Бернард Шоу - Святая Иоанна
Не поймите, между прочим, будто я хочу сказать, что Земля плоская или что, благодаря нашему потрясающему легковерию, мы каждый раз заблуждаемся или поддаемся на обман. Нет, я только защищаю мой век от обвинения в том, что у него меньше воображения, чем у средневековья. И утверждаю, что XIX век и еще в большей степени XX заткнул за пояс XV по части пристрастия к чудесам и всему сверхъестественному, к святым, пророкам, волшебникам, монстрам и всякого рода сказкам. В последнем издании Британской энциклопедии объем непостижимого, по сравнению с вызывающим безоговорочное доверие, много больше, чем в Библии. В смысле романтического легковерия средневековые доктора теологии, не бравшиеся установить, сколько ангелов могут уместиться на кончике иглы, в подметки не годятся современным физикам, которые с точностью до биллионной доли миллиметра рассчитали положение и размещение электронов в атоме. Ни под каким видом не стал бы я подвергать сомнению точность этих расчетов или само наличие электронов (как бы ни понимать, что это такое). Участь Жанны служит для меня предостережением против подобной ереси. Но почему те, кто верят в электроны, считают себя менее легковерными, чем те, кто верил в ангелов, это для меня загадка. И если они отказываются верить вместе с руанскими заседателями 1431 года в то, что Жанна была ведьмой, то не по причине фантастичности этого утверждения, а по причине недостаточной его фантастичности.

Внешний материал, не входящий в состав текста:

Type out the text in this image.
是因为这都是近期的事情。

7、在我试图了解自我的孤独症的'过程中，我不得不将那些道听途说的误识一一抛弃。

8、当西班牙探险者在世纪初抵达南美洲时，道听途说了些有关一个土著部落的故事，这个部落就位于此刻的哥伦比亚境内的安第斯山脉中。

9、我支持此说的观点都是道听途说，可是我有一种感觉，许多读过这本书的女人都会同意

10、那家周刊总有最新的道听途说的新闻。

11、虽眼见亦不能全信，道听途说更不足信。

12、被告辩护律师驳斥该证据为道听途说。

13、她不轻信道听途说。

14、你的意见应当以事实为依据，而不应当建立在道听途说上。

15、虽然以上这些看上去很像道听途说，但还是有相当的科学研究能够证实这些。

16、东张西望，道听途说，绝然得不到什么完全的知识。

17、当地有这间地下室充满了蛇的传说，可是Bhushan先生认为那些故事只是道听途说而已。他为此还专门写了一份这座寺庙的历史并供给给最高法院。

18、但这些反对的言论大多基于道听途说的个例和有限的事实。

СЦЕНИЧЕСКИЕ ОГРАНИЧЕНИЯ ИСТОРИЧЕСКОГО СПЕКТАКЛЯ
Историю Жанны читатель найдет в следующей далее пьесе. В ней содержится все, что надо знать о Жанне. Но поскольку пьеса написана для сцены, мне пришлось впихнуть в три с половиной часа целый ряд событий, которые в реальной истории происходили на протяжении четырежды трех месяцев, ибо театр навязывает нам единство времени и места, чего Природа в своей безудержной расточительности не соблюдает. Так что читатель не должен предполагать, будто Жанна действительно в два счета заставила Роберта де Бодрикура плясать под свою дудку или что отлучение, покаяние, рецидив ереси и смерть на костре совершились в каких-нибудь полчаса. И мои притязания не идут больше того, что некоторые современники Жанны в моем драматическом изображении чуть больше похожи на оригиналы, чем мнимые портреты всех тех пап, начиная от святого Петра (и далее, через темные века), которые до сих пор торжественно висят в Уффици во Флоренции (во всяком случае, висели, когда я там был в последний раз). Мой Дюнуа с равным успехом мог бы подойти на роль герцога Алансонского. Оба оставили описания Жанны, до того схожие между собой, что, поскольку человек, описывая другого, бессознательно описывает самого себя, я сделал вывод о сходстве душевного склада этих добродушных молодых людей. Поэтому я слил эту парочку воедино, состряпав из них одного персонажа, и таким путем сэкономил театральному менеджеру одно жалованье и один комплект доспехов. Портрет Дюнуа, сохранившийся в библиотеке Шатодена, дает некоторую пищу воображению, но в общем-то я знаю об этих людях и обо всем их круге не больше, чем Шекспир знал о Фолконбридже и герцоге Австрийском или о Макбете и Макдуфе. Ввиду всего того, что они совершили в истории и должны повторить снова в пьесе, я могу только сочинить для них подходящие характеры в духе Шекспира.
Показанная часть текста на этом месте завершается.